To help prevent skin conditions — such as boils — related to your diabetes, you must keep your diabetes under control. Lifestyle areas to focus on include:
Eat a balanced diet of healthy foods such as fruits, vegetables, protein and whole grains. Your diet can help keep your diabetes in control.
Try to participate in physical activity as much as possible. Maintaining a healthy body weight can help you manage your diabetes. Discuss with your doctor what a healthy weight looks like for you.
To prevent skin conditions in general:
- wash your skin
- use mild antibacterial soaps
- rinse and dry skin well after washing
- use lotion or other moisturizers
- do not wear clothing that causes chafing
- monitor skin for sores or rashes
If you notice a boil developing in your skin, do not pick at it or pop it. Popping your boil will open it to further infection risks as well as allow the bacteria inside of it to perhaps spread to other areas of your skin.
Instead, apply a warm compress to the area. A warm, moist compress will promote healing. It will encourage the pus to draw itself out of the boil.
You should keep the area clean and free of any debris. Make sure to wash your hands after touching the boil and keep the boil covered with a clean bandage.
If there are issues with your boil healing properly, contact your doctor.

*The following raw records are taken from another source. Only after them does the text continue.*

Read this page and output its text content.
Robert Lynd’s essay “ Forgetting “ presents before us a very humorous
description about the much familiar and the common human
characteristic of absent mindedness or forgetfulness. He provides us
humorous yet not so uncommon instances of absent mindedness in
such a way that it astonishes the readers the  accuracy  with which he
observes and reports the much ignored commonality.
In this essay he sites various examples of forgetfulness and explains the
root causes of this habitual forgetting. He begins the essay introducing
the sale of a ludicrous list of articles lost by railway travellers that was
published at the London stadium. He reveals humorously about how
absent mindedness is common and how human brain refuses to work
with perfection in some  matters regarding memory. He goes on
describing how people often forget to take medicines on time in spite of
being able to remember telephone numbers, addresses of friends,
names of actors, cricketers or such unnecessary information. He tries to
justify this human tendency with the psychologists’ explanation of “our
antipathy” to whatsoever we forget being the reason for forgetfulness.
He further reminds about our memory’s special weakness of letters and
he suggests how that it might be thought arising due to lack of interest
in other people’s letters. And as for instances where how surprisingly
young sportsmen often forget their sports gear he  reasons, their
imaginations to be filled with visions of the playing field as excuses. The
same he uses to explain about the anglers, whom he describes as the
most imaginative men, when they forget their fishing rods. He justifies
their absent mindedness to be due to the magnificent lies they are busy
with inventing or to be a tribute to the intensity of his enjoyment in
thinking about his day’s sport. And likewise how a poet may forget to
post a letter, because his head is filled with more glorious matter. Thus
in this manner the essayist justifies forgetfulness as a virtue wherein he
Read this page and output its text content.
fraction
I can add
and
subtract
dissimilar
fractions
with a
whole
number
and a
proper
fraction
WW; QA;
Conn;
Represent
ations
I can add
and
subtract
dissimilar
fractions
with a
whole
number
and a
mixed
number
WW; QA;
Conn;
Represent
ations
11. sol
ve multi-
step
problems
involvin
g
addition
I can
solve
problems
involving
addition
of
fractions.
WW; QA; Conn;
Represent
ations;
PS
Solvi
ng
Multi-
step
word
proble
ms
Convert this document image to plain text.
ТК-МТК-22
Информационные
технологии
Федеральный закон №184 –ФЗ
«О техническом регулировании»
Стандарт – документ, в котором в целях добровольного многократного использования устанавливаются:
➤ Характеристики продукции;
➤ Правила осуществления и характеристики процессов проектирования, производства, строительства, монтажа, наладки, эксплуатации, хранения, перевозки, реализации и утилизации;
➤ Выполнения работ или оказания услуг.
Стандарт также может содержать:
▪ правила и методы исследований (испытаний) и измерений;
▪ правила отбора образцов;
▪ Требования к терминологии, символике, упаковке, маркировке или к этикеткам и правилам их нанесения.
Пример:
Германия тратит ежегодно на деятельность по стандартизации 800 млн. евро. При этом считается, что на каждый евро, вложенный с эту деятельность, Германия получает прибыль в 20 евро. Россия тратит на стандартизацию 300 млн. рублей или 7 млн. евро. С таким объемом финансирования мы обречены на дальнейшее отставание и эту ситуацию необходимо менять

Always alert your doctor of any new conditions that may be related to your diabetes. In the case of a boil, contact your doctor if:
- Your boil lasts for more than two weeks.
- Your boil is recurring.
- Your boil is located on your spine or in the center of your facial area.
- You have a fever.
- Your boil is extremely painful or grows rapidly.
If any of these occur, your doctor may surgically open (lance) and drain the boil. To do this, they will make a small cut into the top of the boil and remove the pus and fluid from it.
If the boil is especially deep, the doctor may pack the wound with clean gauze to soak up the rest of the pus. Your doctor may also prescribe a course of antibiotics to help your body fight the infection.
While diabetes does not directly cause boils, having diabetes does make your skin and body less able to fight off infections. If you get a boil, keep an eye on it, and based on its location and other considerations, talk to your doctor about it.
If you notice unexpected issues such as a collection of boils or a recurring boil, meet with your doctor to make sure you haven’t picked up a MRSA infection or an additional skin condition that needs specific medical attention.